Durante coletiva de imprensa preparatória para o duelo decisivo, o perguntarem se ainda sonhava em treinar os Rojiblancos asturianos, Luis Enrique respondeu com um tom que misturava frustração e ironia. O técnico deixou clara a mágoa contida há anos: o clube simplesmente não acreditou nele quando ele era um treinador desconhecido, buscando sua primeira oportunidade.
‘O Sporting Gijón perdeu a grande oportunidade ao não me dar uma chance no início. Apostar agora no treinador Luis Enrique é fácil, até meu pai faz isso. A oportunidade era quando eu não era ninguém como treinador’, disparou o espanhol com uma dose de sarcasmo que evidencia o quanto aquela rejeição ainda dói.
O contraste é evidente: enquanto Gijón virou as costas, foi o Barcelona que apostou naquele treinador anônimo. A decisão catalã se transformou em uma das histórias de maior sucesso do futebol moderno, com títulos e glórias que consolidaram o nome de Luis Enrique entre os maiores técnicos da Europa.
Hoje, quando o nome dele é sinônimo de vitória e excelência tática, apostar em Luis Enrique virou o mais fácil do mundo.
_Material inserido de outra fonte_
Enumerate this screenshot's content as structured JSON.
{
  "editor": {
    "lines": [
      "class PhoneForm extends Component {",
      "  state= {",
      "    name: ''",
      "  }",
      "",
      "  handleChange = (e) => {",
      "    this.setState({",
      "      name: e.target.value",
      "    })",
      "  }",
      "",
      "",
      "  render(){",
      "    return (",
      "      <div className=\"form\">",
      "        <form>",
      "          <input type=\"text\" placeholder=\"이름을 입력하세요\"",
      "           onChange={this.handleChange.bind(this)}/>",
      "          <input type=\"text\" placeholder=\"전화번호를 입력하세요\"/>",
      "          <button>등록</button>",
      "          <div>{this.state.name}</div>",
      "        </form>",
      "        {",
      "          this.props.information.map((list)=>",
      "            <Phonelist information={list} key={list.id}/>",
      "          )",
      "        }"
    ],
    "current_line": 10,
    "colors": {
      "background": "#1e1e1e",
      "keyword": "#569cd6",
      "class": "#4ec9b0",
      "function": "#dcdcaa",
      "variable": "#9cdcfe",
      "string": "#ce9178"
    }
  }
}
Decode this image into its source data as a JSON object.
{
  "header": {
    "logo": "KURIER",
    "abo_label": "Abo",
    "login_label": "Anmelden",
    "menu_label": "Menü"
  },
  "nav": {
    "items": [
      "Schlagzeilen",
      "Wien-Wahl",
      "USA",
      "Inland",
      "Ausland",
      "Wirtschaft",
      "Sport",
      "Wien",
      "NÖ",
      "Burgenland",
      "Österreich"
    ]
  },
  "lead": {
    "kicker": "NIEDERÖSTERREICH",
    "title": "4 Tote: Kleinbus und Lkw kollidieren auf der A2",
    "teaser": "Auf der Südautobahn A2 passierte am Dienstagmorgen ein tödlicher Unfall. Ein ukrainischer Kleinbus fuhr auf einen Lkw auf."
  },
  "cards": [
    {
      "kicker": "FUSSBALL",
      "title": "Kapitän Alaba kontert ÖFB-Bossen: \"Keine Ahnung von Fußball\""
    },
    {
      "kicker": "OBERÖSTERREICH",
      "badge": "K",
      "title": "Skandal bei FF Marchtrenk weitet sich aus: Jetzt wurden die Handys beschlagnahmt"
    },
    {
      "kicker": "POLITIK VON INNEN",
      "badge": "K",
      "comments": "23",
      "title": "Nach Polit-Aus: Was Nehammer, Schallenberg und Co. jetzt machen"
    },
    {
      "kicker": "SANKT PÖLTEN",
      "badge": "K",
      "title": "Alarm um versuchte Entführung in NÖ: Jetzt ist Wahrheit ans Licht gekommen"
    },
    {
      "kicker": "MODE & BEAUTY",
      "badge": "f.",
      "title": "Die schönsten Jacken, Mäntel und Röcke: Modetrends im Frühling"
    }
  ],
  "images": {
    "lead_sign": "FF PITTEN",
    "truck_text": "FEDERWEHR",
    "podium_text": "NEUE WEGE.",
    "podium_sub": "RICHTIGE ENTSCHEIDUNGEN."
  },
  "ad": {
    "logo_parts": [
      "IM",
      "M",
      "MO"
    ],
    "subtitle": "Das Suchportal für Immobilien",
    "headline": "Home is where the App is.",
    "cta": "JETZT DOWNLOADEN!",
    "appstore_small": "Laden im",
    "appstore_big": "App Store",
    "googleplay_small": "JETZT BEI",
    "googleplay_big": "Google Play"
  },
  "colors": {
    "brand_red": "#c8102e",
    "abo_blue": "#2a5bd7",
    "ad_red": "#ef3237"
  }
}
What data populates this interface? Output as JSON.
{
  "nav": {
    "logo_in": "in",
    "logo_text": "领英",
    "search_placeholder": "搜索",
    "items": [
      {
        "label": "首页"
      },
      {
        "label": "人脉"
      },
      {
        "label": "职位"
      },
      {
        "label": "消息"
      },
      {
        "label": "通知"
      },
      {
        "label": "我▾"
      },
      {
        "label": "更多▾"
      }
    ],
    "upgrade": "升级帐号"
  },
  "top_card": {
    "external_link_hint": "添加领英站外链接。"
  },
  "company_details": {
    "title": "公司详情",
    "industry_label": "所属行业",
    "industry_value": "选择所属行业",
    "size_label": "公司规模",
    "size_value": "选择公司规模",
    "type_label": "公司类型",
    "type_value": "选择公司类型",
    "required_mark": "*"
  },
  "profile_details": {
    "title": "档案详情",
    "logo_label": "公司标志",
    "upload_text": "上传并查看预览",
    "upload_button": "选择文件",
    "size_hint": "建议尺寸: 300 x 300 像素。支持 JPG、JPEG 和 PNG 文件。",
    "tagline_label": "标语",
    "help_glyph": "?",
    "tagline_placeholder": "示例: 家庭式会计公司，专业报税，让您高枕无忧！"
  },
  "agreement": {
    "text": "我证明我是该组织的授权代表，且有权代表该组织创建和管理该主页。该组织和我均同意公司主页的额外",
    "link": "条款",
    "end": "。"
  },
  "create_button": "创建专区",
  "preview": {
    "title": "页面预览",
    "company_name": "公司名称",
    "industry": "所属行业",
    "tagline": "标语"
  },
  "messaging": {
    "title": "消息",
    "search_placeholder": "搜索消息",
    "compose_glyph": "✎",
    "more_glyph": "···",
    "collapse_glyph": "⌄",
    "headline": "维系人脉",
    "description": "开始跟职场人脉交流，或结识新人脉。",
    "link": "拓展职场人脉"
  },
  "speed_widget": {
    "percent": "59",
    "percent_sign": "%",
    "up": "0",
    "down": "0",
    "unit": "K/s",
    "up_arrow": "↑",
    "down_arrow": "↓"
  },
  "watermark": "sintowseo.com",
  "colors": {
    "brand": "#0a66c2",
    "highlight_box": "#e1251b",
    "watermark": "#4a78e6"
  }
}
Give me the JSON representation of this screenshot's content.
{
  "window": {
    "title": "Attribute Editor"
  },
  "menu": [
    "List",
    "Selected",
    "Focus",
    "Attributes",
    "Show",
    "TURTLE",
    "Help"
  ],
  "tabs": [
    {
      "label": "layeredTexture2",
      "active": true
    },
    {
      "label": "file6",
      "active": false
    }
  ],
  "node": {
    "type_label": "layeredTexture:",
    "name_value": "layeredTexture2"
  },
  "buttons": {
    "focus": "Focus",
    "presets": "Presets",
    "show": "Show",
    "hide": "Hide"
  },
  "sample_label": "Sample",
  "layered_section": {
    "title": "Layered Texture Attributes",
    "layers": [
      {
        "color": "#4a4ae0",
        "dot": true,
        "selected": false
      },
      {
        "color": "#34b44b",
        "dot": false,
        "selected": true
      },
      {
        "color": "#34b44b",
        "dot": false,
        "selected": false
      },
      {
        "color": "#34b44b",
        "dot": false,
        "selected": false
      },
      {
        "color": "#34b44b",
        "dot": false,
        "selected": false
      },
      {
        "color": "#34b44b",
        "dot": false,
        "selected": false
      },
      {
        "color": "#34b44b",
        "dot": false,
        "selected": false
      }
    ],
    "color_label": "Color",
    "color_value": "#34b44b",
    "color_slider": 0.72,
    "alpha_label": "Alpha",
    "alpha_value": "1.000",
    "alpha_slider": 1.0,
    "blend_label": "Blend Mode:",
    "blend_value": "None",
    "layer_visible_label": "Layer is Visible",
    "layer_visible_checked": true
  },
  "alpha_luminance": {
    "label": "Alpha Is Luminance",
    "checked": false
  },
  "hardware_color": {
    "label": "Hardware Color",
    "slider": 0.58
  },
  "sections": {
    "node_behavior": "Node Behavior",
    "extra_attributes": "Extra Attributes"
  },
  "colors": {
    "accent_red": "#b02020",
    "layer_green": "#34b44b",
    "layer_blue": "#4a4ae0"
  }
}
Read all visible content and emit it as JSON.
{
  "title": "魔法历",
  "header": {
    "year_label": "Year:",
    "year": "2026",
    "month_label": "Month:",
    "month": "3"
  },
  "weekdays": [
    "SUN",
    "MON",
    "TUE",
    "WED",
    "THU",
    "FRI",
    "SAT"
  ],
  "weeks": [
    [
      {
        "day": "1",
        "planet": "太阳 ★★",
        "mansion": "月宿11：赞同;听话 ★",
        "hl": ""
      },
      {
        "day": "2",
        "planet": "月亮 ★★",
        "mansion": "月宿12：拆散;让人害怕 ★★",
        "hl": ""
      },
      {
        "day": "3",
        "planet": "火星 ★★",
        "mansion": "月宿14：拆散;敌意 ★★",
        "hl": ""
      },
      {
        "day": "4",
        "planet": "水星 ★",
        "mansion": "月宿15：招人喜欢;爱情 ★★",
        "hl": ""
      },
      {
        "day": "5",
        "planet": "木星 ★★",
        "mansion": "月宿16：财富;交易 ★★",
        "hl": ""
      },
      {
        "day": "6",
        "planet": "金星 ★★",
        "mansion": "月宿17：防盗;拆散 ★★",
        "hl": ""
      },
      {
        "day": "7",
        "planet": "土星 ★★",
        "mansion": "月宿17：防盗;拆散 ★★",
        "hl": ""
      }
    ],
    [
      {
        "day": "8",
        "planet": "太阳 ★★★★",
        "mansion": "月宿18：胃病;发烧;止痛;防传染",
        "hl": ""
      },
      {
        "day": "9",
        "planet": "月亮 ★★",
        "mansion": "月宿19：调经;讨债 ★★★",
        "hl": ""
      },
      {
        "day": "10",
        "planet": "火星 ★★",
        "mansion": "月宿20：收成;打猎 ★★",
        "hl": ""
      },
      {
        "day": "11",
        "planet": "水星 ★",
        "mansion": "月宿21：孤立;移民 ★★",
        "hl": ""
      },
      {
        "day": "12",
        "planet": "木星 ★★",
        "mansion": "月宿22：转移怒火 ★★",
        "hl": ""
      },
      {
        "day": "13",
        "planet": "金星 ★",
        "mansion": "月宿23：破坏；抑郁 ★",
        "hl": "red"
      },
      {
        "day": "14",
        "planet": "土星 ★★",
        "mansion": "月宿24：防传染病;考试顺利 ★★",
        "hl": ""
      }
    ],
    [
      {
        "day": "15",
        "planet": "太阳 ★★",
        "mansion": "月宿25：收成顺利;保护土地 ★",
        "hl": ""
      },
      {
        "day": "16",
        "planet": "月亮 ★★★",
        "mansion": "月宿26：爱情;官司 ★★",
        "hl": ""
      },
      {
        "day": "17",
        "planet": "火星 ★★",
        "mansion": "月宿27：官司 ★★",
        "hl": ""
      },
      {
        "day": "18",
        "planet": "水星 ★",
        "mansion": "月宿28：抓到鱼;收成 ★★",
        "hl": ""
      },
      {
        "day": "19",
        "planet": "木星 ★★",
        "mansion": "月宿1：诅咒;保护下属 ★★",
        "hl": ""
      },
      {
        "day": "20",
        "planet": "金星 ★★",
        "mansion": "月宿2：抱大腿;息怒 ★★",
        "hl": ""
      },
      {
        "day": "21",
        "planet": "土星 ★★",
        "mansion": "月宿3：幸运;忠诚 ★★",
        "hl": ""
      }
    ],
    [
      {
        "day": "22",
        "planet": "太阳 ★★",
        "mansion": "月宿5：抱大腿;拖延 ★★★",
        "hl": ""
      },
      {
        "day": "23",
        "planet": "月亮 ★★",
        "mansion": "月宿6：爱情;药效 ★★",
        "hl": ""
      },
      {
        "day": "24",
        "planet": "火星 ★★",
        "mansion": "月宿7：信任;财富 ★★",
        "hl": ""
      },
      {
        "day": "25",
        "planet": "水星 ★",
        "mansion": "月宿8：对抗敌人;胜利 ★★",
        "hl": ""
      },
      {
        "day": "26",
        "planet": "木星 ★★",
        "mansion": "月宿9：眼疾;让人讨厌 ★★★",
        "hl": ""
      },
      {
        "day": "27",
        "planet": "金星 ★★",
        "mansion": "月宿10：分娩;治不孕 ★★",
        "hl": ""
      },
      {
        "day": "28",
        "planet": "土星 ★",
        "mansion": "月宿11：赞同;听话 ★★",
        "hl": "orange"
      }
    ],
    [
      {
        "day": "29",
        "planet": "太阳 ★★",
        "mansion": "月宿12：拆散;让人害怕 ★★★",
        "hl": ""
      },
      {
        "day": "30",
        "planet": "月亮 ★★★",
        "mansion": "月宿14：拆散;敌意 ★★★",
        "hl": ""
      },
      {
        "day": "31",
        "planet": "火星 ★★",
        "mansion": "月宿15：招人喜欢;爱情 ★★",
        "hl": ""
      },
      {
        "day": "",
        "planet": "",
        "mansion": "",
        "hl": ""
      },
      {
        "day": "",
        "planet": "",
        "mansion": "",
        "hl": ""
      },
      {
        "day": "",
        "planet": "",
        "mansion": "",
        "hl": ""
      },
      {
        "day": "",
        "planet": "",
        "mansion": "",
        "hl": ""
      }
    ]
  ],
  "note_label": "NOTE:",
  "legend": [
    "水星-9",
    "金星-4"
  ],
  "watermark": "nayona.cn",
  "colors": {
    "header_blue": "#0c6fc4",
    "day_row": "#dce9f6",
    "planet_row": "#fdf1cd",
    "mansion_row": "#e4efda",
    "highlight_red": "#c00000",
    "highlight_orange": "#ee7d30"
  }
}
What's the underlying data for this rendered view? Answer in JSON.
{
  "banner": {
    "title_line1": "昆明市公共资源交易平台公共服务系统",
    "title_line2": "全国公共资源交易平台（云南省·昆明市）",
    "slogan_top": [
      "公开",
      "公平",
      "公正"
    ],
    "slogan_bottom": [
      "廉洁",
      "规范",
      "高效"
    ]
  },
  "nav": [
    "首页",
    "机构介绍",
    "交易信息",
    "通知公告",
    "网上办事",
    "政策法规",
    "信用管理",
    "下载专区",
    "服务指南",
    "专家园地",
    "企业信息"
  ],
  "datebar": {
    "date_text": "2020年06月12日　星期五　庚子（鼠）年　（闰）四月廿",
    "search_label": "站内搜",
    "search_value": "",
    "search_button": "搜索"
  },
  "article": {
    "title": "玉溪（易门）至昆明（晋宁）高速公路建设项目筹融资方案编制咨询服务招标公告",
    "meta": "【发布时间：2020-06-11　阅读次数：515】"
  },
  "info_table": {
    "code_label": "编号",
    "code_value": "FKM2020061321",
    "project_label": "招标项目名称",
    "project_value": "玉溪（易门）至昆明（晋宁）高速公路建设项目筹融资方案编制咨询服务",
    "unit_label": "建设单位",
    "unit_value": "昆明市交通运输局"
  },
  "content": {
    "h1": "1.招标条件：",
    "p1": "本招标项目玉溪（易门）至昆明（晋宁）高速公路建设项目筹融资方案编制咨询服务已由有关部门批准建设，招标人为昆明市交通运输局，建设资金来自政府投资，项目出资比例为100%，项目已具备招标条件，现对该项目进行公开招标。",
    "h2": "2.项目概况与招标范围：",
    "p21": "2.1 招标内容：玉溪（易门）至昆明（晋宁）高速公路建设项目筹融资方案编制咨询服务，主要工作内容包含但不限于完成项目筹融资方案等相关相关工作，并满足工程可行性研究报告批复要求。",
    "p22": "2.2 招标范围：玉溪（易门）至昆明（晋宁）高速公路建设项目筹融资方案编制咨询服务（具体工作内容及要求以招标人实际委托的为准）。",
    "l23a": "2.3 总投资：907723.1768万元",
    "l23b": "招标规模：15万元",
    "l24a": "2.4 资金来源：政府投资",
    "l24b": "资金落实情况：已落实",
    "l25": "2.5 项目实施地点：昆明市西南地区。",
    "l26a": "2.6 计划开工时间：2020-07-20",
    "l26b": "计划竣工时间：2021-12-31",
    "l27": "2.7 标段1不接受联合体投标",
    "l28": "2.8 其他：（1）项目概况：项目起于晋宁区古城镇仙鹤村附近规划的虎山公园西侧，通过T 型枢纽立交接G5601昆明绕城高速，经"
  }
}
Mas a porta que deveria ter sido aberta em Gijón permanece fechada naquela época em que ele mais precisava de uma oportunidade. A ironia é que quem perdeu não foi o técnico, mas sim aquele clube que preferiu ignorar o potencial de um menino nascido em sua própria terra.
Essa é a história de quando a desconfiança custou caro demais.